Minister for Privatisation
- In office 10 August 2017 – 31 May 2018
- President: Mamnoon Hussain
- Prime Minister: Shahid Khaqan Abbasi

Member of the National Assembly of Pakistan
- In office 1997 to 2008 and 1 June 2013 – 31 May 2018
- Constituency: NA-116 (Narowal-II)

Personal details
- Born: 25 February 1965 (age 61) Lahore, Punjab, Pakistan
- Party: PTI (2025-present)
- Other political affiliations: IND (2024-2025) PMLN (2013-2024) PML(Q) (2002-2013)
- Spouse: Mehnaz Aziz
- Relations: Anwar Aziz Chaudhry (father)

= Daniyal Aziz =

Pakistani politician

Daniyal Aziz Choudhry (Punjabi, ; born 25 February 1965) is a Pakistani politician who served as Minister for Privatization, in Abbasi cabinet from August 2017 to May 2018. He had been a member of the National Assembly of Pakistan between 1997 and May 2018.

==Early life==
Choudhry was born on 25 February 1965 in Lahore (taxali gate) to politician Anwar Aziz Chaudhry, who once served in the Pakistani federal cabinet, and an American mother. According to PILDAT, he was born on 25 February 1965.

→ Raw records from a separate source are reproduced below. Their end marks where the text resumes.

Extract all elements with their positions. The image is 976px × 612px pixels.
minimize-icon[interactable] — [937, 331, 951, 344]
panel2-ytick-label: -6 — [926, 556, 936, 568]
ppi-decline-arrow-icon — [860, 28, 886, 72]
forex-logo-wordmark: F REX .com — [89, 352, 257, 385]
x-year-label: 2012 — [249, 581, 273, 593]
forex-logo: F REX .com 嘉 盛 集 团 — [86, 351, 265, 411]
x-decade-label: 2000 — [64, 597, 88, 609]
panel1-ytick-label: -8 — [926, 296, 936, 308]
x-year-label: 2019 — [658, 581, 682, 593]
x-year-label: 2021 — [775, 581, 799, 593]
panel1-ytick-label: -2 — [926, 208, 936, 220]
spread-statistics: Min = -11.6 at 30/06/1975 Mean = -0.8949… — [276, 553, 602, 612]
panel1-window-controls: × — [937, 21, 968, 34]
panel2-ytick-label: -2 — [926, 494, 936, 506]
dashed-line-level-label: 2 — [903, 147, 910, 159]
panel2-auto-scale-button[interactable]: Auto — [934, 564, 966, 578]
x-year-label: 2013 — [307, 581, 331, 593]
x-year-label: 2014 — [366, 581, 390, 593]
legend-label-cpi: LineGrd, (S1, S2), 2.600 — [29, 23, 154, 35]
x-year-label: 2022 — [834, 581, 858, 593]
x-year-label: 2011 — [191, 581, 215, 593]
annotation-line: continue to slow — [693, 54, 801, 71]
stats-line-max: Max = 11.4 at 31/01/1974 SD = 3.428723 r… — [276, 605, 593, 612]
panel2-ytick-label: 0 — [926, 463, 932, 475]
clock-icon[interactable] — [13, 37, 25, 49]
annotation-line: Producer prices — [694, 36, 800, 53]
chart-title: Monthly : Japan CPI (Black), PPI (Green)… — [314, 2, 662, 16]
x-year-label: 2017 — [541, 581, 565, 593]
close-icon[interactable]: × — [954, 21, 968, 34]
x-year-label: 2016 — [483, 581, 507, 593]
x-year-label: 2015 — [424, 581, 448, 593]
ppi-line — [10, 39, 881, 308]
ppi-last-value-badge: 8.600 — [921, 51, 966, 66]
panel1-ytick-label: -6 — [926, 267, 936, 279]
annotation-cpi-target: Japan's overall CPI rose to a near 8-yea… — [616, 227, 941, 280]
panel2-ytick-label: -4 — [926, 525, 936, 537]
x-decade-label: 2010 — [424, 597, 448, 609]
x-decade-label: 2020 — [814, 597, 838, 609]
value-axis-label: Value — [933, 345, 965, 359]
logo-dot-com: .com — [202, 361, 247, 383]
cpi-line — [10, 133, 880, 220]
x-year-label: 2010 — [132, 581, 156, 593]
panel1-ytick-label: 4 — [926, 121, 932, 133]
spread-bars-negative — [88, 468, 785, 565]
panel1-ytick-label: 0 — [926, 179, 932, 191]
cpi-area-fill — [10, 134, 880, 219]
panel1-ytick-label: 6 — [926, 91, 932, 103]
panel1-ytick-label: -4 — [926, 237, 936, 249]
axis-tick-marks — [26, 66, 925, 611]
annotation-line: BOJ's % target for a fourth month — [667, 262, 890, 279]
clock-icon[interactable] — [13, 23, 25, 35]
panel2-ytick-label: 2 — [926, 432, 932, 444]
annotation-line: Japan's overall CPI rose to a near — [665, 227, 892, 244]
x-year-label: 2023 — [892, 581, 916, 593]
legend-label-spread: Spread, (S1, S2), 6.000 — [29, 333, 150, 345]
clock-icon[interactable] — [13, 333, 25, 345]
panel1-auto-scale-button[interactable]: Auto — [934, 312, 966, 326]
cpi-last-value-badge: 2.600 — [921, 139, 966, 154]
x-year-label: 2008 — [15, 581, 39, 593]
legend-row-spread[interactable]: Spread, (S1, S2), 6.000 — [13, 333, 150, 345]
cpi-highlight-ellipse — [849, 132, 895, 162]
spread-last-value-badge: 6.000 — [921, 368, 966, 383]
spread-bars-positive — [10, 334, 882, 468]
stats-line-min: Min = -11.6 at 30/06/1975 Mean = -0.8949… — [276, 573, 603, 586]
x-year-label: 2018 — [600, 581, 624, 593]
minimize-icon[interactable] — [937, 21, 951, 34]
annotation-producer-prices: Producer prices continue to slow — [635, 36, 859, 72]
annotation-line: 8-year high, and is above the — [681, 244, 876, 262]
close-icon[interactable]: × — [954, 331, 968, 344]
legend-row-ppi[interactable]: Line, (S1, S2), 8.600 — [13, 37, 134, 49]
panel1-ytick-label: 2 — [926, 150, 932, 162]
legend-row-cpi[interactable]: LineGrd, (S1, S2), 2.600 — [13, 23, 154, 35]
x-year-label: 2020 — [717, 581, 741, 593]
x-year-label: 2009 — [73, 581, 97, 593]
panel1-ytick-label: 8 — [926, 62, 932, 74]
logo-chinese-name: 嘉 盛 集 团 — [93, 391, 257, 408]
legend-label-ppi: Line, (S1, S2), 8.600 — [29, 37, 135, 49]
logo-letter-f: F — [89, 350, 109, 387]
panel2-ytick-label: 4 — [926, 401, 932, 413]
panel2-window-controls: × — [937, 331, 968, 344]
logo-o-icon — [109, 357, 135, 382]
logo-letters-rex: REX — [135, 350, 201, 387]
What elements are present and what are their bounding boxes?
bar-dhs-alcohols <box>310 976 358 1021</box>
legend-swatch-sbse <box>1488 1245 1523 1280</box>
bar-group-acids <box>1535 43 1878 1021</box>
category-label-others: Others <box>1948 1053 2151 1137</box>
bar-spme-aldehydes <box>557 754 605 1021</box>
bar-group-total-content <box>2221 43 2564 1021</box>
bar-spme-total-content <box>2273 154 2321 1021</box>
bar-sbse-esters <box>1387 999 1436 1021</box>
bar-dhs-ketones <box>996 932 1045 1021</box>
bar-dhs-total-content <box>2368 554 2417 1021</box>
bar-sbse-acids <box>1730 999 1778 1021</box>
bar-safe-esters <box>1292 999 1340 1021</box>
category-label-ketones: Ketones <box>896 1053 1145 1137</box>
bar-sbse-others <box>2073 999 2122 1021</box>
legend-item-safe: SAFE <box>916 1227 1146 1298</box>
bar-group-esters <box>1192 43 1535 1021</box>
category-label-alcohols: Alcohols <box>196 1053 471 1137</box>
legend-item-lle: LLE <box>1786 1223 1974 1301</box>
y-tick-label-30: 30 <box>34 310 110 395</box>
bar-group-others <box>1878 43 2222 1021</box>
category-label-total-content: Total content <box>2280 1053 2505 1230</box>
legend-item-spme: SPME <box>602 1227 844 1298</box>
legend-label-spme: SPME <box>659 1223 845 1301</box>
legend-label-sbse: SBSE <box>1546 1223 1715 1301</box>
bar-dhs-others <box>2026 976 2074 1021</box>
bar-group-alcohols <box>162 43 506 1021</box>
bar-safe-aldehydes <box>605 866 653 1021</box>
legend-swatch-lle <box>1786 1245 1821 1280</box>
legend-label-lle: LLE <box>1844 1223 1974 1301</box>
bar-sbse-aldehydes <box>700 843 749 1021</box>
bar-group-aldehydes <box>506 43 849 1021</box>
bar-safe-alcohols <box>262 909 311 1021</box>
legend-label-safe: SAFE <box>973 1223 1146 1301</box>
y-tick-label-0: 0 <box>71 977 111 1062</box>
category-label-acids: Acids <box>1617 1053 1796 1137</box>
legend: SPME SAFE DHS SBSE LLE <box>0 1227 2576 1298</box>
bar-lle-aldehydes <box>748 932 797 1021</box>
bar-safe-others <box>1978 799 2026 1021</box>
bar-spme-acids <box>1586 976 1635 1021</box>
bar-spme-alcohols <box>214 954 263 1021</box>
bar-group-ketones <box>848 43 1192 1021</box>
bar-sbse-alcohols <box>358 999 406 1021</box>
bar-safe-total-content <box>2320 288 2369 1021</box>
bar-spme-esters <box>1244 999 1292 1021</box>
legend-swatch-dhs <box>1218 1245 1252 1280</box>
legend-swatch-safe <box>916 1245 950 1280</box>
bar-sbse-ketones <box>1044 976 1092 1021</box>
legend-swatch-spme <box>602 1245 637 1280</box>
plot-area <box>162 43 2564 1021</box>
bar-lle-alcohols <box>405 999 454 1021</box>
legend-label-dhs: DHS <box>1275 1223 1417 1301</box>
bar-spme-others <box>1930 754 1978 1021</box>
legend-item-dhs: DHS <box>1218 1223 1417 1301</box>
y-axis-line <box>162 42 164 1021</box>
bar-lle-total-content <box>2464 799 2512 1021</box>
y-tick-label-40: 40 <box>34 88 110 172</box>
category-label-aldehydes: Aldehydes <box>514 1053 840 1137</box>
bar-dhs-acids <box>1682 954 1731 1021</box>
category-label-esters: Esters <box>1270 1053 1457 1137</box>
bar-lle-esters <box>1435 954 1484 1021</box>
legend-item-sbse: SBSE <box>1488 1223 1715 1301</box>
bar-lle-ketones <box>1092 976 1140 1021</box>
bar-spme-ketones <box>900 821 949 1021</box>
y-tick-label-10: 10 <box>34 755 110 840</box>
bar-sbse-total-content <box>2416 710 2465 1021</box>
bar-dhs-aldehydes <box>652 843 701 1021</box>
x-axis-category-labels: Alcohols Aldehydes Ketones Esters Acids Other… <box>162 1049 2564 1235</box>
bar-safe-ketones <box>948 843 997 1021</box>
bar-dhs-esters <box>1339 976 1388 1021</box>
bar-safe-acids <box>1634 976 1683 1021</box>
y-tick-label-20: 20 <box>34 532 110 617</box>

== Road accident injuries ==
On 16 June 2022, he was sustained critical injuries in a road accident in Shakargarh, a city in Punjab’s Narowal District. As per details, the vehicle of his car was hit by a speeding truck coming from the opposite direction near Bhajna Stop after its tyre burst. In the crash, a man travelling in the truck died on the spot, while three others sustained injuries. He has fractured one of his arms in the horrific crash. He was shifted to DHQ Hospital in Narowal.

On 17 June 2022, he was shifted to CMH Rawalpindi for medical treatment from where he was shifted to Services Hospital Lahore. According to doctors, his lungs were also damaged in the accident.

=== Health ===
Soon after the incident, Prime Minister Shehbaz Sharif called Aziz’s wife Mehnaz Aziz to inquire about the PML-N leader’s health. The premier added that he was praying for his health.

Meanwhile, Chief Minister Punjab Hamza Shahbaz ordered that the former PML-N lawmaker should be provided with all kinds of medical facilities and also summoned a report from the commissioner of Gujranwala Division and the regional police officer regarding the accident.

==Political career==
Choudhry was elected to the National Assembly of Pakistan from the Constituency NA-91 (Narowal-II) as an independent candidate in the 1997 general election.

He was re-elected to the National Assembly from the Constituency NA-116 (Narowal-II) as an independent candidate in the 2002 general election and later joined Pakistan Muslim League (Q) (PML-Q). He previously served as the chairman of the National Reconstruction Bureau.

Choudhry ran for the seat of the National Assembly from Constituency NA-116 (Narowal-II) as a candidate of PML-Q in the 2008 general election but was unsuccessful.

In March 2013, he joined PML-N. Choudhry was re-elected to the National Assembly as a candidate of Pakistan Muslim League (N) (PML-N) from Constituency NA-116 (Narowal-II) in the 2013 Pakistani general election.

Following the election of Shahid Khaqan Abbasi as Prime Minister of Pakistan in August 2017, Choudhry was offered the cabinet membership as Minister of State however he declined it. Reportedly, he wanted to be appointed as federal minister. Later, he was inducted into the cabinet of Abbasi as a Minister for Privatization with the status of federal minister. Upon the dissolution of the National Assembly on the expiration of its term on 31 May 2018, Chaudhry ceased to hold the office as Federal Minister for Privatization.

In June 2018, he was disqualified by the Supreme Court of Pakistan in a contempt of court case and was barred from contesting in the 2018 general election. Following which he decided to field his wife Mehnaz Aziz in election.

He and his wife, Mehnaz Aziz, decided to run as independents in the 2024 elections after they did not receive the PML(N)'s nominations for any seat.